Пол вперил в Роуэна взгляд своих холодных, как лед, голубых глаз. Подобный взгляд не раз усмирял даже самых несговорчивых пациентов.
– Раз уж у тебя не было сердечного приступа – а обследование показало, что его не было, у тебя потрясающе здоровое сердце, хотя ритм сокращений несколько ниже нормы, – он говорил совершенно спокойно, в отличие от взбудораженного Роуэна, – тогда я бы сказал, что ты перенес некую эмпатическую реакцию на приступ этого Фахида аль-Саккафа.
– И что это значит? – поинтересовался доктор Кеплер.
– У некоторых людей способность сопереживать доходит до симуляции физических симптомов.
– Я не симулировал его симптомы! – вклинился в разговор Роуэн. – Мое состояние не имело ничего общего с сердечным приступом.
Джеймс Кеплер не обратил на него никакого внимания:
– Вроде того, когда мужчина может испытывать схватки в то время, как рожает его жена?
– Точно, – ответил психиатр.
– Парни, я же объясняю вам, что не старался изобразить приступ!

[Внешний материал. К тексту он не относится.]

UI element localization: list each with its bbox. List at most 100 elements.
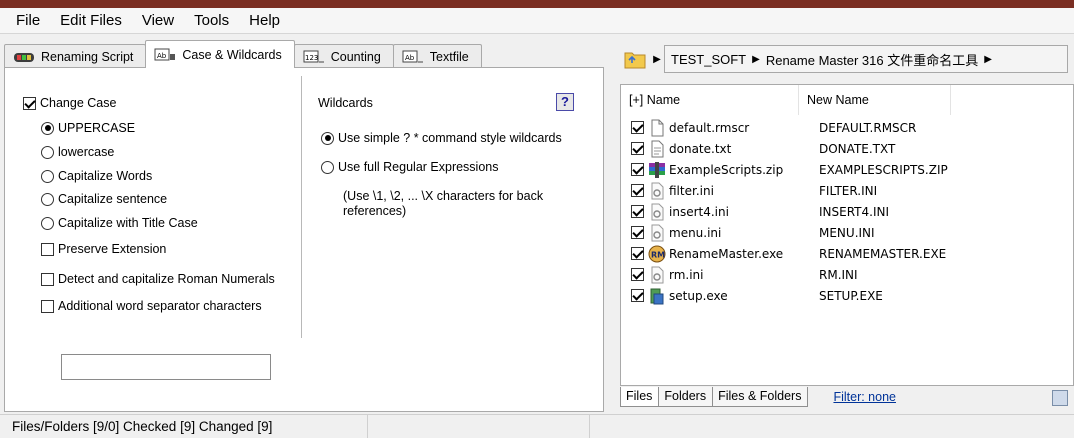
title-bar xyxy=(0,0,1074,8)
tab-folders[interactable]: Folders xyxy=(658,387,714,407)
roman-numerals-option[interactable]: Detect and capitalize Roman Numerals xyxy=(41,272,275,286)
column-name-header[interactable]: [+] Name xyxy=(621,85,799,115)
file-checkbox[interactable] xyxy=(631,142,644,155)
title-case-option[interactable]: Capitalize with Title Case xyxy=(41,216,198,230)
tab-case-wildcards[interactable]: Ab Case & Wildcards xyxy=(145,40,295,68)
file-row[interactable]: setup.exe SETUP.EXE xyxy=(621,285,1073,306)
change-case-checkbox[interactable] xyxy=(23,96,36,110)
file-name: menu.ini xyxy=(669,225,722,240)
status-text: Files/Folders [9/0] Checked [9] Changed … xyxy=(0,414,368,438)
tab-label: Case & Wildcards xyxy=(182,47,282,62)
lowercase-radio[interactable] xyxy=(41,145,54,159)
file-checkbox[interactable] xyxy=(631,289,644,302)
file-row[interactable]: ExampleScripts.zip EXAMPLESCRIPTS.ZIP xyxy=(621,159,1073,180)
textfile-icon: Ab xyxy=(402,50,424,64)
simple-wildcards-option[interactable]: Use simple ? * command style wildcards xyxy=(321,131,562,145)
simple-wildcards-radio[interactable] xyxy=(321,131,334,145)
regex-option[interactable]: Use full Regular Expressions xyxy=(321,160,499,174)
file-row[interactable]: filter.ini FILTER.INI xyxy=(621,180,1073,201)
tab-files-and-folders[interactable]: Files & Folders xyxy=(712,387,809,407)
simple-wildcards-label: Use simple ? * command style wildcards xyxy=(338,131,562,145)
preserve-extension-checkbox[interactable] xyxy=(41,242,54,256)
preserve-extension-label: Preserve Extension xyxy=(58,242,167,256)
file-name: rm.ini xyxy=(669,267,704,282)
file-row[interactable]: insert4.ini INSERT4.INI xyxy=(621,201,1073,222)
case-wildcards-panel: Change Case UPPERCASE lowercase Capitali… xyxy=(4,67,604,412)
menu-help[interactable]: Help xyxy=(239,9,290,33)
change-case-option[interactable]: Change Case xyxy=(23,96,116,110)
column-new-name-header[interactable]: New Name xyxy=(799,85,951,115)
file-checkbox[interactable] xyxy=(631,226,644,239)
list-header: [+] Name New Name xyxy=(621,85,1073,115)
file-checkbox[interactable] xyxy=(631,163,644,176)
file-name: setup.exe xyxy=(669,288,728,303)
file-row[interactable]: donate.txt DONATE.TXT xyxy=(621,138,1073,159)
capitalize-sentence-option[interactable]: Capitalize sentence xyxy=(41,192,167,206)
word-separator-label: Additional word separator characters xyxy=(58,299,262,313)
filter-link[interactable]: Filter: none xyxy=(833,390,896,404)
file-name: insert4.ini xyxy=(669,204,729,219)
word-separator-input[interactable] xyxy=(61,354,271,380)
tab-counting[interactable]: 123 Counting xyxy=(293,44,394,68)
menu-file[interactable]: File xyxy=(6,9,50,33)
file-new-name: RM.INI xyxy=(819,267,858,282)
folder-up-icon[interactable] xyxy=(620,46,650,72)
file-rows: default.rmscr DEFAULT.RMSCR donate.txt DONA… xyxy=(621,117,1073,306)
file-new-name: DEFAULT.RMSCR xyxy=(819,120,917,135)
capitalize-words-option[interactable]: Capitalize Words xyxy=(41,169,152,183)
uppercase-label: UPPERCASE xyxy=(58,121,136,135)
uppercase-radio[interactable] xyxy=(41,121,54,135)
tab-files[interactable]: Files xyxy=(620,387,660,407)
preserve-extension-option[interactable]: Preserve Extension xyxy=(41,242,166,256)
file-checkbox[interactable] xyxy=(631,205,644,218)
tab-label: Textfile xyxy=(429,49,469,64)
file-name: default.rmscr xyxy=(669,120,750,135)
address-arrow-icon[interactable]: ▶ xyxy=(650,54,664,65)
settings-file-icon xyxy=(648,182,666,200)
menu-edit-files[interactable]: Edit Files xyxy=(50,9,132,33)
file-name: donate.txt xyxy=(669,141,732,156)
file-row[interactable]: menu.ini MENU.INI xyxy=(621,222,1073,243)
tab-label: Counting xyxy=(330,49,381,64)
capitalize-sentence-radio[interactable] xyxy=(41,192,54,206)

В ответ на это психиатр просто пожал плечами:
– Тебе вовсе не надо было ничего изображать. Ты просто отреагировал на его страдания своими, – прежде, чем кто-либо успел вставить слово, он продолжил: – Хотя эмпатическая реакция не слишком широко распространена, подобный феномен все же встречается. Я видел матерей, страдавших от болей. когда болели их дети, и мужчин, которые, как их беременные жены, испытывали по утрам тошноту. У большинства же людей способность сопереживать ограничена. Мы можем представить себе, что такое потеря близкого человека, поэтому, если подобный удар постигнет друга, мы будем плакать вместе с ним.
– Слушай, – вставил Роуэн, – ты забываешь об одном. Во всех случаях, о которых ты рассказываешь, человек с эмпатической реакцией находится в близких отношениях с больным. А я ни разу не встречался с мистером аль-Саккафом до того, как он вошел в мой кабинет.
Как только Роуэн привел этот аргумент, он сразу осознал его неубедительность, вспомнив, как в субботу вечером воспринимал чувства всех, находившихся в ресторане. Он радовался и грустил вместе с совершенно незнакомыми людьми. Проблема состояла в том, что они не были ему безразличны. Он беспокоился о них, хоть они и были для него посторонними. В тот момент Роуэн не ощущал себя, став проводником для чувств и мыслей других.
Пол Сэндмен снова пожал плечами:
– Ты перенес травму.
Тут его глаза, стальные, словно капкан, уставились на Роуэна, и он добавил:
– Я разговаривал с парой человек, тоже оказавшихся на волосок от смерти. Они описывали свет, туннели, выход из собственного тела и тому подобное. Оба после этого стали иначе воспринимать чувства других.